Autrement dit, Cédric Grolet n'est pas propriétaire de ses franchises puisque ce sont les palaces qui achètent son nom. Un modèle qui a d'ailleurs fait des émules, notamment au Ritz Paris qui a ouvert dans la foulée une boutique pour son propre chef pâtissier, François Perret. Seule boutique différente ? Cédric Grolet Opéra, ouvert le 22 novembre 2019 au 35 avenue de l'Opéra, avec un second univers créatif, les Fleurs. "L'aventure la plus folle de [s]a vie", lancée juste avant que la pandémie de coronavirus ne mette le monde sur arrêt.

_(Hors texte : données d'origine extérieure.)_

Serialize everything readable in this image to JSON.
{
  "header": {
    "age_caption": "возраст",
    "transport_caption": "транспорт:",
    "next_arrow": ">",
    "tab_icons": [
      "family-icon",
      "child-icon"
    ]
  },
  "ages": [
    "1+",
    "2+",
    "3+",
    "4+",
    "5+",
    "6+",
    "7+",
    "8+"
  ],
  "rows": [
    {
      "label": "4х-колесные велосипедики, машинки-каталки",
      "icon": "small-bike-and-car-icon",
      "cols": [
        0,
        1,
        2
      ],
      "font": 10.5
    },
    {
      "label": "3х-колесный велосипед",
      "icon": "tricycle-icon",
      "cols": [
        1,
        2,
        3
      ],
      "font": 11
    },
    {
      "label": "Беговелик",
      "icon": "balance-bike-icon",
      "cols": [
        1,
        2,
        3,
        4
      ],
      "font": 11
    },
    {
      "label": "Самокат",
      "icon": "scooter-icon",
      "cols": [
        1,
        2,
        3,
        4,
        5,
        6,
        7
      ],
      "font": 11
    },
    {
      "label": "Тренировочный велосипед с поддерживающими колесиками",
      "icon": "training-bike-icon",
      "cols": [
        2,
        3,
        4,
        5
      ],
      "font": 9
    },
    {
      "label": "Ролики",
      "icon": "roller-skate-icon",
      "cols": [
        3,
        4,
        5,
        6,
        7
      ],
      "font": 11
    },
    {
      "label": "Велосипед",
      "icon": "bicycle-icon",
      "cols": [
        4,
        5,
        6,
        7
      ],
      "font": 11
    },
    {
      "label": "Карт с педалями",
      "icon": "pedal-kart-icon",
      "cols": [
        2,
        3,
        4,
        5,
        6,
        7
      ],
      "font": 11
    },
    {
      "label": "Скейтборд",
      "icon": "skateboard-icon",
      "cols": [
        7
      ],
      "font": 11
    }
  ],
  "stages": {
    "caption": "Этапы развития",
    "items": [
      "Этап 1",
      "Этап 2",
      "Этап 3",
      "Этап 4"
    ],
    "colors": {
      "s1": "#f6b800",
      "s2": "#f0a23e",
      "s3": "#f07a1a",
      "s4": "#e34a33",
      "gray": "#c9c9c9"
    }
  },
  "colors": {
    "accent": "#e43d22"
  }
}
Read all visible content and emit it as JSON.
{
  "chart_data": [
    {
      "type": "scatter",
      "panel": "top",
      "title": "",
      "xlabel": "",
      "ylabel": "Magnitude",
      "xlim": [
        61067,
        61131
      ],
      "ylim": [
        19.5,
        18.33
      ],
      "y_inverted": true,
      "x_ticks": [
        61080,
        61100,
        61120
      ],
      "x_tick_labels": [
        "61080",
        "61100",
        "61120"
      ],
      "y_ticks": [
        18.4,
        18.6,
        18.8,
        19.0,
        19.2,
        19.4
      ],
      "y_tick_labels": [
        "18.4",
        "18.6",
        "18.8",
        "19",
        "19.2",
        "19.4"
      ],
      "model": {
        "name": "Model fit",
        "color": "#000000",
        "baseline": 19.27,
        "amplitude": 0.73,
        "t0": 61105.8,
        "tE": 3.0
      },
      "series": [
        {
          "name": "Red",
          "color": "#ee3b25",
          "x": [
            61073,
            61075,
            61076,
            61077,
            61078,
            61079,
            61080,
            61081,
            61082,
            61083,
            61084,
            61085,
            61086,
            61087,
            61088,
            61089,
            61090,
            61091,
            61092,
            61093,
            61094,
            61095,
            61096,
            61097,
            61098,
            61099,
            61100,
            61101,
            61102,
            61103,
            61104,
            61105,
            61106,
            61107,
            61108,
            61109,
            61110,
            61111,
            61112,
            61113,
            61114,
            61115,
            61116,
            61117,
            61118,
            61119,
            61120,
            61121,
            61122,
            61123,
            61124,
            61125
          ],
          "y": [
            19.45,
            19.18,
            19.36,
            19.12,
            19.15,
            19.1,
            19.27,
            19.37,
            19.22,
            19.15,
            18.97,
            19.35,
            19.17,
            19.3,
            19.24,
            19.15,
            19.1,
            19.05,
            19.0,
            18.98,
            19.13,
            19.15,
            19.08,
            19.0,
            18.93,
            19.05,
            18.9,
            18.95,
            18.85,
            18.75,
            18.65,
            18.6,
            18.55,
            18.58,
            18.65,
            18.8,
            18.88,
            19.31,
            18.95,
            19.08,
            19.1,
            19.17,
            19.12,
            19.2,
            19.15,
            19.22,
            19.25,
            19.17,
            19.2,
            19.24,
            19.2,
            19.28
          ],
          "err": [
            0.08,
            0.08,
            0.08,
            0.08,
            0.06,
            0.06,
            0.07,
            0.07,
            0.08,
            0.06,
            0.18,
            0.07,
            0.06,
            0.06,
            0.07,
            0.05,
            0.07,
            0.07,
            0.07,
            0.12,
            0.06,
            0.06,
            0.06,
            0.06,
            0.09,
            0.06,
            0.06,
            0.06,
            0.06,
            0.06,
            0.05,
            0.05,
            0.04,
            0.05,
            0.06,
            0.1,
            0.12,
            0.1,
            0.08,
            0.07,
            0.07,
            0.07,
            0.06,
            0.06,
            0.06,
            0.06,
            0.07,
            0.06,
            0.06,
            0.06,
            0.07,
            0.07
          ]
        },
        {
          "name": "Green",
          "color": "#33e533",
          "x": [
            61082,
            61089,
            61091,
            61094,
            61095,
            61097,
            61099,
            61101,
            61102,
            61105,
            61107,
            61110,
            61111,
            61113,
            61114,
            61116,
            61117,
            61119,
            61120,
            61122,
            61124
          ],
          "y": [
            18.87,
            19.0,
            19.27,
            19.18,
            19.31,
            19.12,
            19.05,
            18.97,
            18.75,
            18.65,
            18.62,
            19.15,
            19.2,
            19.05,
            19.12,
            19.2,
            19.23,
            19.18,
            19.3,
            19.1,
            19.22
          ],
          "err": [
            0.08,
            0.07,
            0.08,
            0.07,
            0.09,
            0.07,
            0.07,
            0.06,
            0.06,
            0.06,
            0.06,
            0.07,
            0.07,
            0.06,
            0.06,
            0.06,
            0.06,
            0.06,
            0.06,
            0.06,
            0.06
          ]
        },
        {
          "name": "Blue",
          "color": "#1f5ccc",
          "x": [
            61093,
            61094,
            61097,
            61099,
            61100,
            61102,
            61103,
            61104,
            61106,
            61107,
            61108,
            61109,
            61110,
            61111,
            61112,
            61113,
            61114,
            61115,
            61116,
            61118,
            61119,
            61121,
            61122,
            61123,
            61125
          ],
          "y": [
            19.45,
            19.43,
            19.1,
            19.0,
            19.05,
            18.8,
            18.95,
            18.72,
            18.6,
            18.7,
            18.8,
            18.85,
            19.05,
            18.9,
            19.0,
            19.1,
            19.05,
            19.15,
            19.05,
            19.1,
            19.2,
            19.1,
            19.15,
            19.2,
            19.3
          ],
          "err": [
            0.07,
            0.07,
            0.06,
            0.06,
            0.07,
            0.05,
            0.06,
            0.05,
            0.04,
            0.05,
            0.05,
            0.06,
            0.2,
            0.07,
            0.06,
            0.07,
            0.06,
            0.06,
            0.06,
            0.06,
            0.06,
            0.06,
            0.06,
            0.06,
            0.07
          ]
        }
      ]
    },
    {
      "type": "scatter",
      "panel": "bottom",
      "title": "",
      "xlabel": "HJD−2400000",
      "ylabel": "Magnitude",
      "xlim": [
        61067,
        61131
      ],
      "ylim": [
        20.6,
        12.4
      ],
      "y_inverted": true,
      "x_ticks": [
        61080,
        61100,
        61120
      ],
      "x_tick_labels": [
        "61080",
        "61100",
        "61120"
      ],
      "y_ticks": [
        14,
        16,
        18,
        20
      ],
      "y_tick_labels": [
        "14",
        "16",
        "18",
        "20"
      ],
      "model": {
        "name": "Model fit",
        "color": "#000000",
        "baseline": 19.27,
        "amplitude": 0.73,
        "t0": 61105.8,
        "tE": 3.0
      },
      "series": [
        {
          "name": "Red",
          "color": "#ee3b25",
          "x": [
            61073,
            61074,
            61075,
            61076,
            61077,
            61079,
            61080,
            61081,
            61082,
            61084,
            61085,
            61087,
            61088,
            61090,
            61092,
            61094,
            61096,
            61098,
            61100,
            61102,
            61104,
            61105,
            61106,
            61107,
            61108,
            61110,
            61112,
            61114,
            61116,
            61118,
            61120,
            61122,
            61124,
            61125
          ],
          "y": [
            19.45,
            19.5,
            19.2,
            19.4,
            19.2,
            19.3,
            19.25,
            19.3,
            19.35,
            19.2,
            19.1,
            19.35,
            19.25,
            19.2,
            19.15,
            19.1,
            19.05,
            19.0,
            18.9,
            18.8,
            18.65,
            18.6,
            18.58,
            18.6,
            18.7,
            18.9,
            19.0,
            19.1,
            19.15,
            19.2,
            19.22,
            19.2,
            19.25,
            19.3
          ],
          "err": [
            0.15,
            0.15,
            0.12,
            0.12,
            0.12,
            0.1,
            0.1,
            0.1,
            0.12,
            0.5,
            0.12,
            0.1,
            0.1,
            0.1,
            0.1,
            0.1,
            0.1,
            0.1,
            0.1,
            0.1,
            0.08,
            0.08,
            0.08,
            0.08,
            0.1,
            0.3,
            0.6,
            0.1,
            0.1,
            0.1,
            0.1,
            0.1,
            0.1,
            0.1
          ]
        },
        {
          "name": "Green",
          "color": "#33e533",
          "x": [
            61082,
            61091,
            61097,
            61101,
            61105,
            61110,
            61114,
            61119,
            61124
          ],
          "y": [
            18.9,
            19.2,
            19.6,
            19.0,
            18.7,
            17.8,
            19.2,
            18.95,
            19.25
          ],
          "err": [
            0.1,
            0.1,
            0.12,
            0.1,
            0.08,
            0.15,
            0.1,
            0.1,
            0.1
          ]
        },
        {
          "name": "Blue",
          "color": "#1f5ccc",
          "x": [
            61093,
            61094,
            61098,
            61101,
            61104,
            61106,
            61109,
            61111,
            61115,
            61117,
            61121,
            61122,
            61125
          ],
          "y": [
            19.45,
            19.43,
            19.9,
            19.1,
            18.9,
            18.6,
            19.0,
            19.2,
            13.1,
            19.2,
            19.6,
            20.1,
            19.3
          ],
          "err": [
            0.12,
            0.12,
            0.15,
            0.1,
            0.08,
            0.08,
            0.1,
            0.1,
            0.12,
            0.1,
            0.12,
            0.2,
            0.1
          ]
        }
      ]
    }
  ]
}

Sa méthode est rodée. "Prendre le même architecte pour toutes mes adresses pouvait sembler plus facile. Mais j'ai préféré en choisir un par lieu, car j'apprends ainsi énormément", décrivait Cédric Grolet à IDEAT. Il a donc fait confiance à Cigüe pour le Meurice, Maison Malapert pour Opéra, Rémi Tessier pour le Berkeley, Paola Navone pour Singapour. Même logique côté produit. À Food & Sens, au moment de l'ouverture londonienne, il expliquait vouloir "créer un univers qui soit le plus complet possible, de l'accueil à la pâtisserie, en passant par la vaisselle, les livres, la qualité de vie de mes employés, la charte graphique".
Il a même fait fabriquer un couteau à dessert sur mesure : "Comme je travaille énormément pour créer un feuilleté parfait, il était important pour moi que le dessert ne s'effondre pas à la découpe". Aujourd'hui, il revendique 450 collaborateurs dans le monde et plus de 20 millions d'abonnés, dont 12,6 millions seulement sur Instagram. "Quand je fais une vidéo dans une boutique fermée, il y a parfois plus de cent personnes face à la devanture", raconte-t-il. La célébrité ne lui a pourtant pas fait oublier d'où il vient.
"Alain Ducasse m'a dit une phrase qui me touche beaucoup : 'Cédric, je ne veux pas que tu sois le tube de l'été'. Je ne veux pas être une star, je veux être un très bon pâtissier", assurait Cédric Grolet. A 41 ans, il rêve aujourd'hui d'un retour aux sources. Son rêve ? "Une boutique en Auvergne. Je veux créer tout un univers Cédric Grolet là où je suis né", disait-il à The Good Life. "Tous mes rêves se basent sur ma carrière. À 20 ans, je voulais être chef pâtissier de Palace mais je pensais y arriver seulement à 45 ou 50 ans, ajoutait-il. À ma surprise, j’y suis arrivé à 25 ans, ce qui a fait évoluer mes rêves."